Egyptian women back circumcision

Excerpted from Daily Telegraph, 17 March 1997

6 Feb. 1997 (Daily Telegraph): EIGHT Egyptian women out of 10 consider female circumcision to be a good tradition, according to a study by the official National Population Council.

It shows...97 per cent of 14,779 married women aged between 15 and 49 polled had undergone the operation - a procedure which was banned last year in public hospitals by the Egyptian Health Ministry.

The clinical study of 1,399 women across Egypt also showed...in 64 per cent of the women who underwent a physical examination, the operation had involved a partial or total excision of the clitoris and the labia minora. In 18.7 per cent of the cases there was a partial or total excision of the clitoris only, in 7.8 per cent of the cases there was a partial or total excision of the labia minora only, and in 9.4 per cent the labia majora was removed.

Only one per cent of women were reported to have undergone the most severe form of female circumcision, known as pharaonic circumcision, during which the clitoris, labia minora and majora are excised and the two sides of the wound are sewn together.

The "demographic and health survey study 1995" is carried out every three years by the national population council of the health ministry. ...the latest survey was the first to include a section devoted to female circumcision. Eighty-two per cent of women said they supported the operation, 13 per cent were opposed to it and five per cent had no opinion.

Of those in favour, 53 per cent, described it as a "good tradition", 36.1 per cent linked it to "cleanliness" and 30.6 per cent said it was a religious issue. Only 9.1 per cent said it "preserved virginity" and 8.9 per cent believed...it helped "better marriage prospects", 5.6 per cent said it prevented adultery and 3.8 per cent said it afforded husbands"greater pleasure".

Of those opposed to the practice, 45.7 per cent said it caused"medical complications", 37.8 per cent said it was a "bad tradition" and 29.8 per cent dismissed it as a violation of religion.
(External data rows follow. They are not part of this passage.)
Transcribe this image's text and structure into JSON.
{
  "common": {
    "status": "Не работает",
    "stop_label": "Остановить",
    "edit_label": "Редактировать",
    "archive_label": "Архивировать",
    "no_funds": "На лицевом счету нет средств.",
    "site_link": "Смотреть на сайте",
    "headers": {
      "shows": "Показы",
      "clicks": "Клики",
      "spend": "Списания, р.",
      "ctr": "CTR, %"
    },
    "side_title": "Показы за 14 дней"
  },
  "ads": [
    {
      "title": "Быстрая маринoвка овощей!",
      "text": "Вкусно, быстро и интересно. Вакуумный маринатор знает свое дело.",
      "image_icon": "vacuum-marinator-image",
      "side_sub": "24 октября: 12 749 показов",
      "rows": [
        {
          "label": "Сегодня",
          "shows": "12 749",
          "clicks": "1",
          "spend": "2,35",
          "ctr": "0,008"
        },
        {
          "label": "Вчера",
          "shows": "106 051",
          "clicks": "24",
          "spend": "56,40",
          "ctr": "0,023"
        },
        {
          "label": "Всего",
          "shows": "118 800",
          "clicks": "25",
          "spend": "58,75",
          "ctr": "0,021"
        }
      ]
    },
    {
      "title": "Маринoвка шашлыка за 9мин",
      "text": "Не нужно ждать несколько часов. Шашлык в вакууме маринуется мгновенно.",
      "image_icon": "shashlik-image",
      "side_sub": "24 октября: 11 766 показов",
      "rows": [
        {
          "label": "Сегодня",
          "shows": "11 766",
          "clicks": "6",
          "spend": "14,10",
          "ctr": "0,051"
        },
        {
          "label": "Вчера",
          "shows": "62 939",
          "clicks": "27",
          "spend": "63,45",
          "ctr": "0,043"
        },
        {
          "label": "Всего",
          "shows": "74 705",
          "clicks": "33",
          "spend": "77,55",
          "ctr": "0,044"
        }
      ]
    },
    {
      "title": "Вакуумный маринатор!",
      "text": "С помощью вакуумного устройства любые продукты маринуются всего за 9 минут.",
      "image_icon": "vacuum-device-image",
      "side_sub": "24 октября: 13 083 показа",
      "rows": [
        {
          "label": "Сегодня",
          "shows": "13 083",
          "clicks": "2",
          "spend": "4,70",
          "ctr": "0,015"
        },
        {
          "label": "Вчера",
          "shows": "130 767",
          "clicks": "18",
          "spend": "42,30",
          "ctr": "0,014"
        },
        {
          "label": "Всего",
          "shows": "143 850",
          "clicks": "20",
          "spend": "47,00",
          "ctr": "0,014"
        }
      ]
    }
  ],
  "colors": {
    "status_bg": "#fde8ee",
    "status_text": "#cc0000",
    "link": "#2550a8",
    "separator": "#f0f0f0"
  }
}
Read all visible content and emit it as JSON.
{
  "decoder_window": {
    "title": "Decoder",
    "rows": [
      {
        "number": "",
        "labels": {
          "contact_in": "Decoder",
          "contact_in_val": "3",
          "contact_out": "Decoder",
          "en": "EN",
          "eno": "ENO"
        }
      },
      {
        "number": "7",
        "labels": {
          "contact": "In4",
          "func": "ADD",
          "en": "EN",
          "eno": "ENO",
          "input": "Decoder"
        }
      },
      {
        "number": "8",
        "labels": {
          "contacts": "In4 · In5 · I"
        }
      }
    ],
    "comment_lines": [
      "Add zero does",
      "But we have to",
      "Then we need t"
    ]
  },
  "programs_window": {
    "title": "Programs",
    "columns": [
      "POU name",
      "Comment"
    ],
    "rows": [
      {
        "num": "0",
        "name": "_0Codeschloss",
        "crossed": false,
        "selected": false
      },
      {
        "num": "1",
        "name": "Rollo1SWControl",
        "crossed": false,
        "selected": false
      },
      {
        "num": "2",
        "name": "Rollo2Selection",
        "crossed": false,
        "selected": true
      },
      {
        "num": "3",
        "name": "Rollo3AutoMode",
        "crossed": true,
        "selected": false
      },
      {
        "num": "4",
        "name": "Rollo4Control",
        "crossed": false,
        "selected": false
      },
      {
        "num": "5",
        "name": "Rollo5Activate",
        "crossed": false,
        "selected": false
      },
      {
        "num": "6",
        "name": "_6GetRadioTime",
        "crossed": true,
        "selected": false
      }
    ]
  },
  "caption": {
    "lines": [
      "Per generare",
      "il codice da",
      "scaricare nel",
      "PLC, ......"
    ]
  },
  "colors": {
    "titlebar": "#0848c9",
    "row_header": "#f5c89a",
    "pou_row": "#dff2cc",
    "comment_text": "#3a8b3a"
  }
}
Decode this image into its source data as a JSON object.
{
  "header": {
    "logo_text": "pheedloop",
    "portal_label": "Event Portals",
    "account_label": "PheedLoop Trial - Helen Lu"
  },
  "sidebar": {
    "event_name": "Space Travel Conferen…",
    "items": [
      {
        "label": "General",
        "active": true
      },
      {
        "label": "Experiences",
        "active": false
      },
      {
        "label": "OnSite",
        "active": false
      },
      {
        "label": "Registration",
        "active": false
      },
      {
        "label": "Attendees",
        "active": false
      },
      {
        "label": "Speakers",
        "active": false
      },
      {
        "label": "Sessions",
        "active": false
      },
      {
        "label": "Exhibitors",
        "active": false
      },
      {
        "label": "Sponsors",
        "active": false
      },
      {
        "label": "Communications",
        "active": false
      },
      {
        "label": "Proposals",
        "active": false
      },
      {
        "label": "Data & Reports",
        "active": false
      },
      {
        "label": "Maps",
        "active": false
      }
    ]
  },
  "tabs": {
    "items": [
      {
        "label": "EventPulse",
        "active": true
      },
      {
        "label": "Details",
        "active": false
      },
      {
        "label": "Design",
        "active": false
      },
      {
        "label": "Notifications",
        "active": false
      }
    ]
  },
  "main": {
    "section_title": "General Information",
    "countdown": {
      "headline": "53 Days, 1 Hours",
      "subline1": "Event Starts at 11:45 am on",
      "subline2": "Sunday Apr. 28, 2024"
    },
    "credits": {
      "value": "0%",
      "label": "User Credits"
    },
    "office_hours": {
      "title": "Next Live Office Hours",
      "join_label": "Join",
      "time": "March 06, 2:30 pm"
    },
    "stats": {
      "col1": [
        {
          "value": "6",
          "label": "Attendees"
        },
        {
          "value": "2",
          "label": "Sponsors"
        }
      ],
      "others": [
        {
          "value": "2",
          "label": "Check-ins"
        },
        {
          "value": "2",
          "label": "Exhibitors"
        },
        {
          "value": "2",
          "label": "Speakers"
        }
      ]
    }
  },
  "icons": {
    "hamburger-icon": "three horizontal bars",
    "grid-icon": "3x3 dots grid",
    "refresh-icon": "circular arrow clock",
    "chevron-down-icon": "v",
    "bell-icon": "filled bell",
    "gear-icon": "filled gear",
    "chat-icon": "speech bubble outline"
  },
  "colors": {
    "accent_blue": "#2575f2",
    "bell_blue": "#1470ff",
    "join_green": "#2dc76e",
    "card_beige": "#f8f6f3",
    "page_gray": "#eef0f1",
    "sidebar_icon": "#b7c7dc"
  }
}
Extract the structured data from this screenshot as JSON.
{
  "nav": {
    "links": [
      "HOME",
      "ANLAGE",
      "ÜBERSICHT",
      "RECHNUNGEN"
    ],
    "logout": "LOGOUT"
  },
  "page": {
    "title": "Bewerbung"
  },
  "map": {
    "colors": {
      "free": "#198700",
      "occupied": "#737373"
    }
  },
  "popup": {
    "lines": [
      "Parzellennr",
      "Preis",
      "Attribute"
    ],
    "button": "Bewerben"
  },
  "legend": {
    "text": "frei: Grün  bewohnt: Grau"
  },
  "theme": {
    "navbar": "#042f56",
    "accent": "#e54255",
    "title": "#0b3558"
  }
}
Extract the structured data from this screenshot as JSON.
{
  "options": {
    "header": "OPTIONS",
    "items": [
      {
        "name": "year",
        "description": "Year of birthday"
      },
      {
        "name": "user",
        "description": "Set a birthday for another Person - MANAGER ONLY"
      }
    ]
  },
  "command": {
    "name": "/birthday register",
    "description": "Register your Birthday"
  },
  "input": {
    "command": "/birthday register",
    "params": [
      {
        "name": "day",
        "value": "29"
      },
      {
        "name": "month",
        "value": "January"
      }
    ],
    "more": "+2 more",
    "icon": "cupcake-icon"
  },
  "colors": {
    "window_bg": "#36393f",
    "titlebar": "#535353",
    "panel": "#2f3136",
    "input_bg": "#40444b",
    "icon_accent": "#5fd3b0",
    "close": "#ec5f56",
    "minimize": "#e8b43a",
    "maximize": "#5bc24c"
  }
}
Other reasons given for opposing female circumcision were pain, cited by 27.3 per cent of those against, "because it prevents sexual satisfaction" was a factor mentioned by 19.6 per cent, and 12.1 per cent said...the operation was "against women's dignity".

Most of the women supporters of female circumcision (93.1 per cent) had no school education. Among mothers, nine out of 10 said they had circumcised their daughters or planned to do so - 10 was given as the average age for the operation.

The study said: "More than three-fifths of circumcised women were seven to 10 years of age at the time of the procedure and only 13 per cent were six years of age or younger." For 68 per cent of mothers the operation had been carried out by a midwife or a barber while 54.8 per cent of the daughters had been operated on by doctors or nurses.

The study also showed...89.3 per cent of mothers and 67.3 per cent of their daughters had been circumcised at home. For two-thirds of the mothers, the report said, "a blade or a razor blade was used in the procedure and a similar percentage said...they underwent the operation without any anaesthetic".

The report said: "In the case of their daughters, women were more likely to report the use of a scalpel during the circumcision, and only 25 per cent of daughters' circumcisions were performed without anaesthetic."